L'application de datamining analyse les données Web à partir d'un algorithme de typologie. En fonction du comportement de l'internaute sur le site, l'outil génère une catégorisation des visiteurs. L'internaute a-t-il consulté une ou plusieurs fiches produits ? Le FAQ ? Est-il revenu plusieurs fois ? A-t-il acheté ? A partir de l'analyse de ces questions, l'outil en déduit des types de comportement de consommation : l'internaute en quête d'une offre pas chère, l'internaute à la recherche d'informations sur un produit avant d'acheter... Des modèles de score permettent aussi de cerner les visiteurs à plus fort potentiel de consommation.

On comprend aussi pourquoi le data mining est d'une grande aide pour calculer le retour sur investissement des canaux digitaux. Les parcours numériques d'achat étant de plus en plus complexes, avec souvent de multiples consultations avant de se décider, le data mining apporte une solution pour savoir quelle visite a été la plus déterminante dans l'acte d'achat.

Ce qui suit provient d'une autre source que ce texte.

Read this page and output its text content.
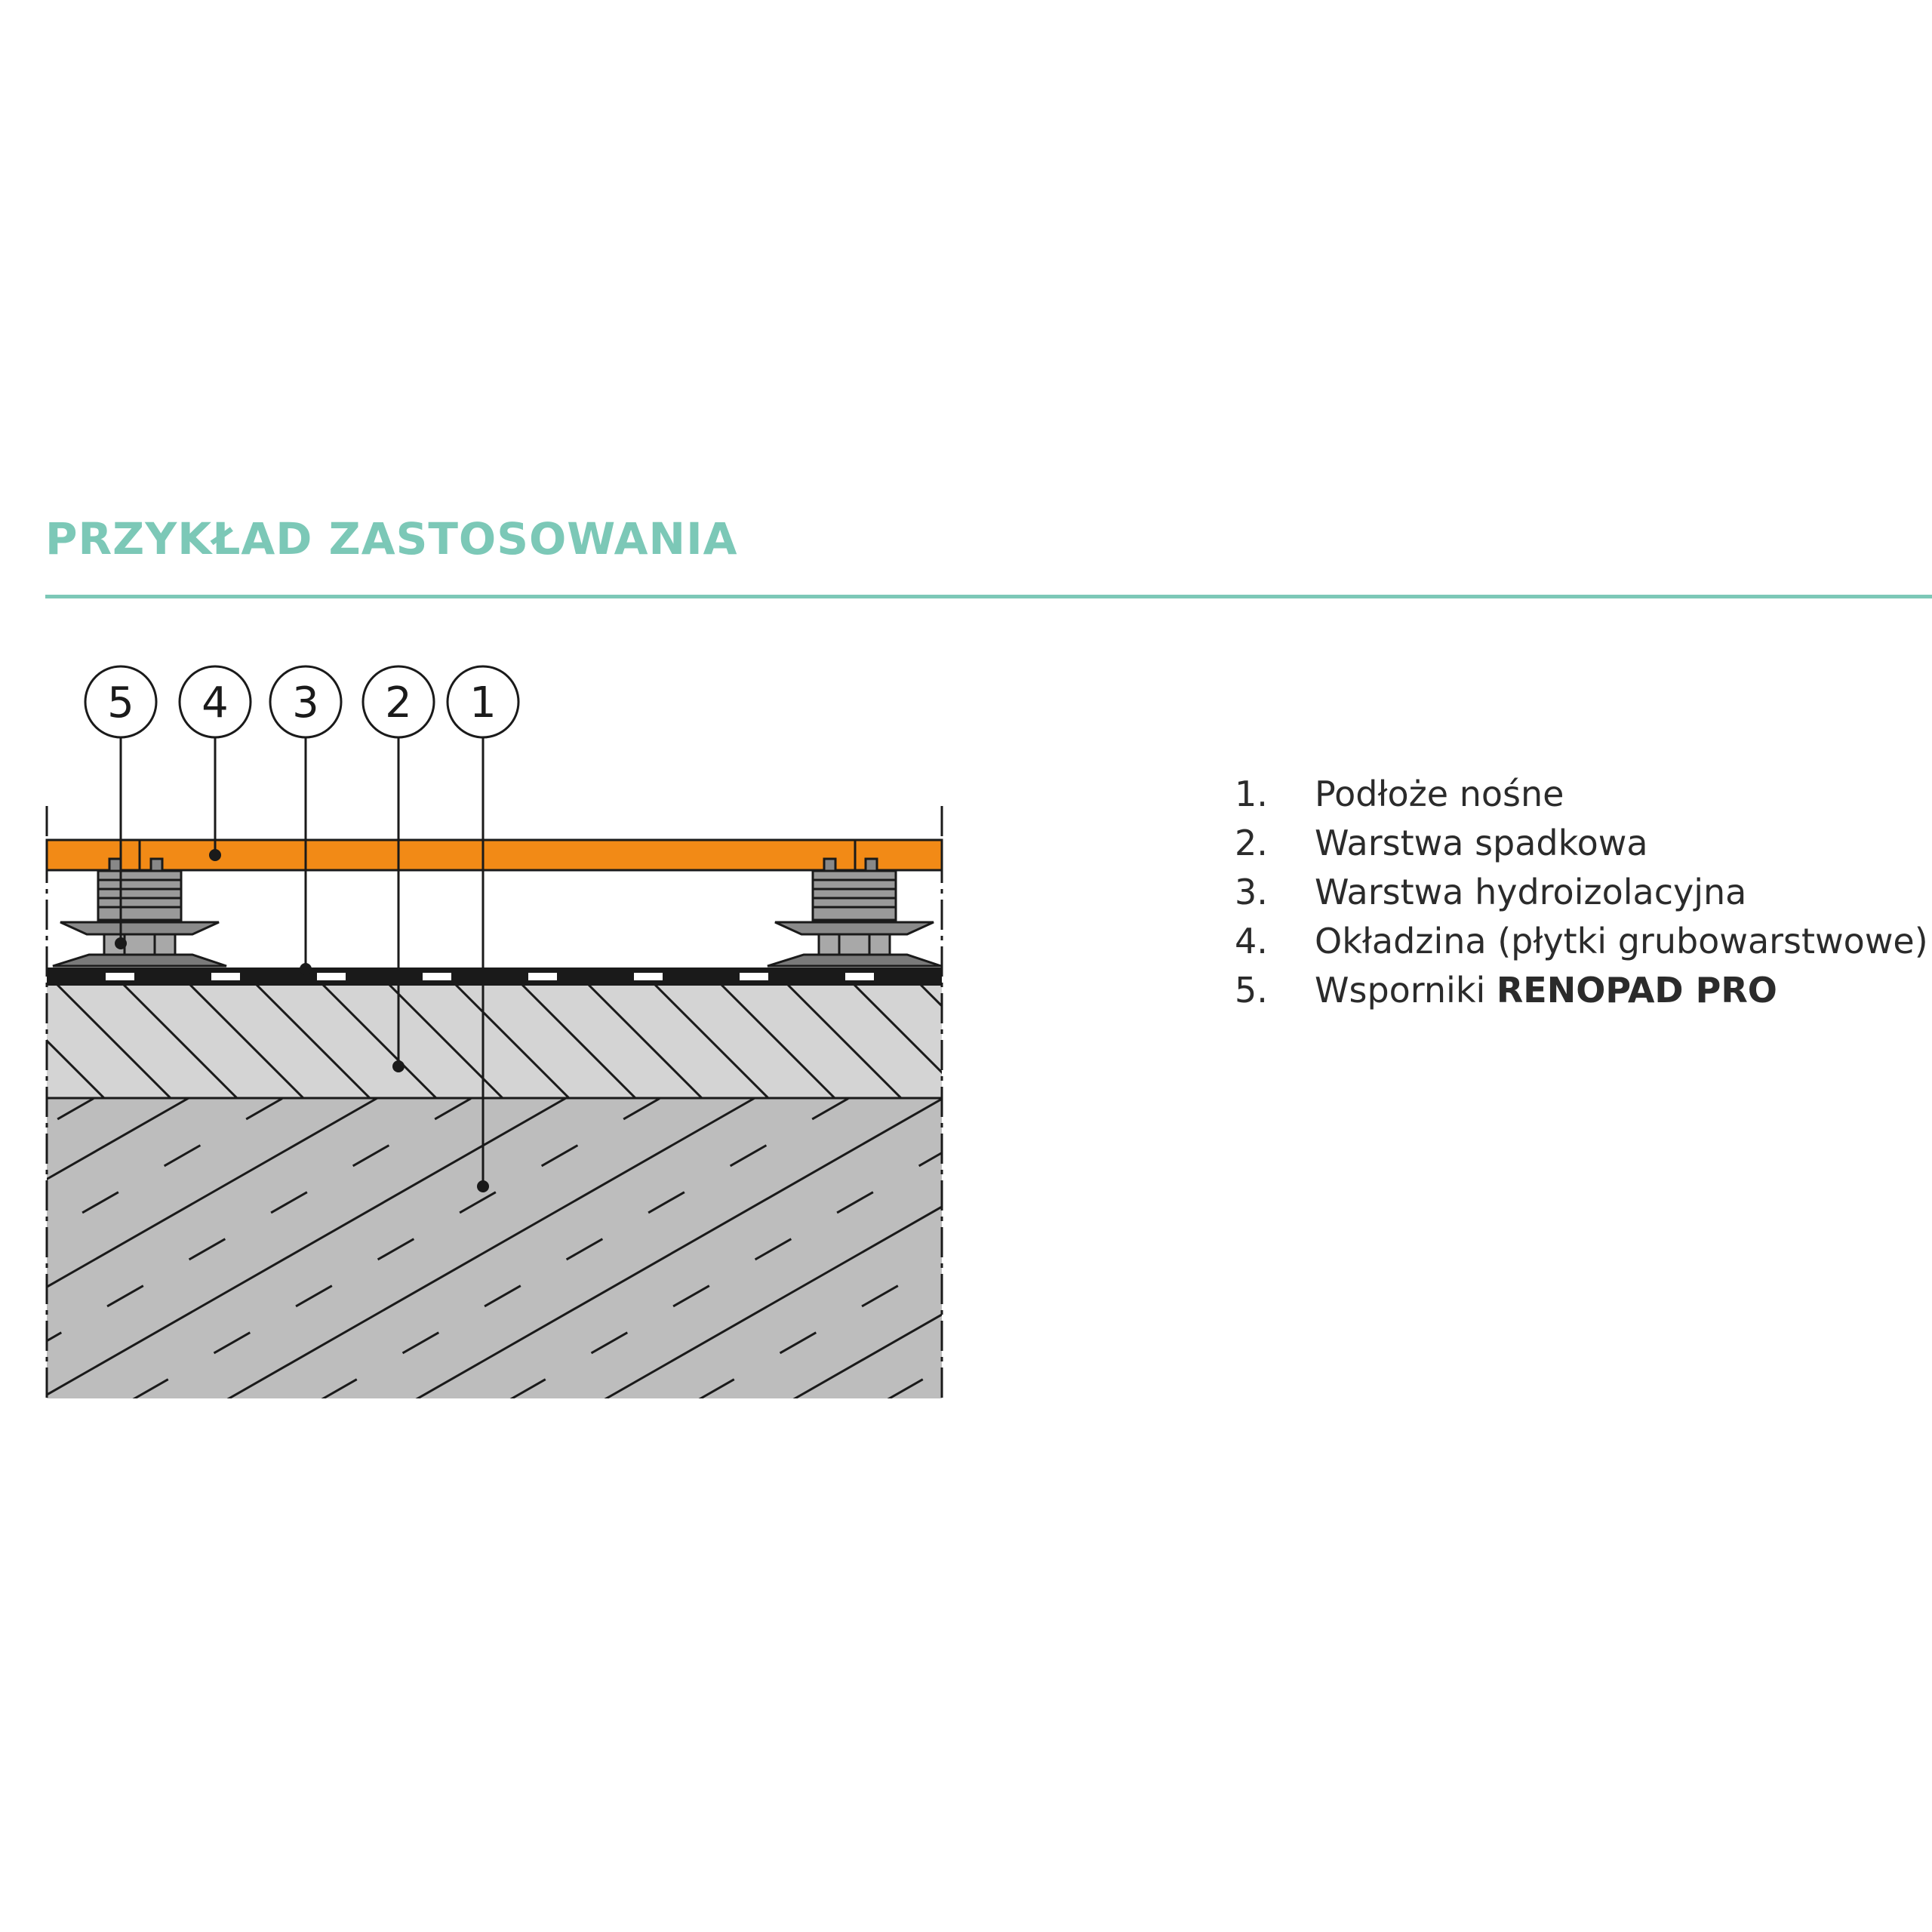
PRZYKŁAD ZASTOSOWANIA
5 4 3 2 1
1.	Podłoże nośne
2.	Warstwa spadkowa
3.	Warstwa hydroizolacyjna
4.	Okładzina (płytki grubowarstwowe)
5.	Wsporniki RENOPAD PRO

Pensez-vous que les outils de Web Analytics et de data mining fusionnent à terme ?

Je ne le pense pas, en tous cas à court et moyen terme. Un outil de reporting ne fait pas un outil de data mining. Et, un outil de data mining ne fait pas un outil de gestion de campagnes. Historiquement, ce sont les professionnels du digital ou les profils plus techniques, ayant la main sur les plans de taguage des sites, qui se sont appropriés les applications de Web Analytics. Mais, les utilisateurs du data mining sont des profils un peu différents. Il s'agit la plupart du temps de profils étude ou business analyste possédant une culture forte en matière de statistique.

Il n'en reste pas moins que certains acteurs commencent à étendre de plus en plus leur champs d'action sur ces terrains. C'est le cas d'IBM, avec des solutions comme SPSS Modeler, Coremetrics, ou encore Unica [NDLR acquis en 2010 par le groupe]. Mais d'autres acteurs, comme Omniture, montent également en puissance et ont tendance à proposer les deux types d'outils.


Quelles sont les autres promesses de cette convergence ?

Rappelons d'abord que l'arrivée des solutions de data mining sur le Web plonge le marketing dans un processus de temps réel. Il est en effet possible d'avoir un retour immédiat sur les actions menées, et de pouvoir ajuster les choses. Auparavant, il fallait plusieurs semaines avant de pouvoir avoir un retour sur un mailing papier. La convergence entre Web Analytics et data mining permet aussi de prévoir les ventes, notamment dans des secteurs comme l'hôtellerie ou les transports. Prévoir un surcroit d'activité permet aussi de mieux optimiser sa politique de prix.


Dans le domaine des médias digitaux, ce rapprochement permet aussi de concevoir des espaces personnalisés pour les lecteurs, avec des contenus et thématiques qui les intéressent. L'objectif étant de mieux les fidéliser, mais aussi de créer des environnements également personnalisés pour les annonceurs avec des cibles hyper segmentées. Un acteur comme Criteo commence à avoir ce type de raisonnement, mais en recouvrant plusieurs sites. Finalement, Google est sans doute l'un des seuls à le faire aujourd'hui à l'intérieur d'un site à grande échelle.